Face à face

D'Abdekader Lagtaâ

Face à face est un film qui intéresse. D’abord parce qu’il nous parle politique sans pancartes ni grand discours, ni même ces conversations pesantes où les protagonistes se disent ce que le réalisateur voudrait nous dire. Non, juste quelques petites phrases lâchées ça et là donnent la couleur, quelques situations mettent sans tambours ni trompettes les points sur les  » i « . Nous sommes en 1993 à Casablanca, et comme Kamal le dit à un ami :  » Les années de plomb sont révolues  » L’ingénieur Kamal se voit muté parce qu’il s’oppose à des jeux d’intérêt dans les travaux de construction d’un grand barrage. Sa femme Amal revient du théâtre frustrée car la pièce a été interdite. Kamal et Amal s’aiment et ça se voit, mais leur union a la fragilité de leur environnement. Face à Amal qui voudrait s’affirmer en poursuivant ses études, Kamal reflète le machisme ambiant et la restreint. L’un comme l’autre ont plus des intuitions que des repères et lorsque la crise intervient, les malentendus s’installent. Chacun se fait son théâtre à lui plutôt que de faire confiance à l’autre. C’est aussi cela parler politique : à quel point l’état d’une société détermine les individus dans leurs relations.

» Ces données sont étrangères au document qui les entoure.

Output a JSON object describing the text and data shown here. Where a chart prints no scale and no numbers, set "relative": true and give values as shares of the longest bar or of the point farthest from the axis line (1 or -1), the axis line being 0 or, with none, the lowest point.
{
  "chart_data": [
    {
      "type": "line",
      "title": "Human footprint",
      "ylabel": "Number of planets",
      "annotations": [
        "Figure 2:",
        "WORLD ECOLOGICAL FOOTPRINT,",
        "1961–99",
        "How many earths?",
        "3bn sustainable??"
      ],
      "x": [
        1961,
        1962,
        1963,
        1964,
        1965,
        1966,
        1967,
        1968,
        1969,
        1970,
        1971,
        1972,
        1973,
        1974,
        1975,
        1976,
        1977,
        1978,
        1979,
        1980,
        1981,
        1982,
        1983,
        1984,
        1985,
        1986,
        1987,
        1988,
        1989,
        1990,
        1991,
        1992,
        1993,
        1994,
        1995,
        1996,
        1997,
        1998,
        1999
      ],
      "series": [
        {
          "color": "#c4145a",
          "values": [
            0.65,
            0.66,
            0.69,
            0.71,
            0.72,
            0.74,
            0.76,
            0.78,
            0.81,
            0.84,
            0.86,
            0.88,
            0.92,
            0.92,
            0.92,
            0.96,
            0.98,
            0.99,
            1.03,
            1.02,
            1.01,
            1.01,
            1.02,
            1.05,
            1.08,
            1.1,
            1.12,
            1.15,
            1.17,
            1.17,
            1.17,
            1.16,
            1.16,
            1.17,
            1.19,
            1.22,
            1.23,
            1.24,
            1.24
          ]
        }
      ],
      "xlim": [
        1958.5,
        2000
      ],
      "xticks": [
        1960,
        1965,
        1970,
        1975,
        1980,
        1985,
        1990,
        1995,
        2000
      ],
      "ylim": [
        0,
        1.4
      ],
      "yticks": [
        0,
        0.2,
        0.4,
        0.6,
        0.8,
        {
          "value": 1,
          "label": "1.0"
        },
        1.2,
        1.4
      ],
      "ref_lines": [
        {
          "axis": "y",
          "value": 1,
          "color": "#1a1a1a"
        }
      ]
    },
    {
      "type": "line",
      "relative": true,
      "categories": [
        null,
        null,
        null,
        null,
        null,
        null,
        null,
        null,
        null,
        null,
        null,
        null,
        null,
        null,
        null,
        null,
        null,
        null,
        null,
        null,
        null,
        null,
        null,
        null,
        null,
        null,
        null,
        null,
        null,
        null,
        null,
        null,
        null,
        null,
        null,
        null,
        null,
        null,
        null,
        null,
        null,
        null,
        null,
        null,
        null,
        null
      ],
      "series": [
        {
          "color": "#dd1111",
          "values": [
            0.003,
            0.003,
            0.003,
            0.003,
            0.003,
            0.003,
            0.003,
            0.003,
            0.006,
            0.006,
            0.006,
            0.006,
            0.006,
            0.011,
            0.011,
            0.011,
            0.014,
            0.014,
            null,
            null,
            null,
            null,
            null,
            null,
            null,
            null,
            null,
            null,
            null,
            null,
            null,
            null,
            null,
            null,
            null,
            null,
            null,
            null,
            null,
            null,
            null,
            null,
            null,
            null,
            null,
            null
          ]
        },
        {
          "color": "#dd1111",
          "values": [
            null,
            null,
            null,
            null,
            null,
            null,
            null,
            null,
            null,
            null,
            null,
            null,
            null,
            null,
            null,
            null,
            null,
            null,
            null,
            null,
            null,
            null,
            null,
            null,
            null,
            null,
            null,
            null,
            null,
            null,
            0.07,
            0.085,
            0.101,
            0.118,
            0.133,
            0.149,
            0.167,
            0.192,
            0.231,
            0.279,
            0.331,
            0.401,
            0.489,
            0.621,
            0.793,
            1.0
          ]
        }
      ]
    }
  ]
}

Mais si Face à face intéresse, c’est qu’il ne s’arrête pas là. Sans cesse, le cinéaste cherche à inscrire dans l’image son appréhension du désarroi des êtres : il ose la durée des plans, une certaine fixité et une épure systématique. Les intérieurs sont sobres, le Maroc touristique absent : Lagtaâ dépouille pour recentrer son propos et privilégier la corporalité de ses acteurs, coincés dans leur appartement comme ils le sont dans la vie. Le danger est bien sûr la théâtralisation, auquel le personnage de Kamal n’échappe pas, au jeu très forcé. Mais l’art de Lagtaâ est de restaurer une sensualité par des plans simples où la caméra peut se rapprocher des corps, en épousant volontiers la peau, ce qu’il réussit le mieux avec Sanaâ Alaoui qui interprète Amal.
Le désarroi politique et relationnel résonne ainsi dans une quête de soi profondément charnelle : Amal ne peut être bien dans son corps qu’en étant présente au monde, mais ce monde le lui refuse. La deuxième partie, située à la fin des années 90 qui font le sujet du film, lui permettra de se resituer, de faire le deuil d’un passé meurtri pour se découvrir en même temps qu’elle découvre son pays. Entre les deux périodes, la dureté des vécus, les remises en cause idéologiques et les prises de conscience ont fait leur travail, ce qui permet à Redouane d’affirmer :  » Ce peuple magnifique n’existait que dans mon imagination « . Mais le fondamental manque dans la société marocaine : la mémoire. Kamal est devenu amnésique : la clarté critique qui permet de construire l’avenir est impossible tant qu’on ne revient pas sur le passé. Ce film contribue à en accréditer l’idée et, déjà rien que pour cela, mérite notre attention.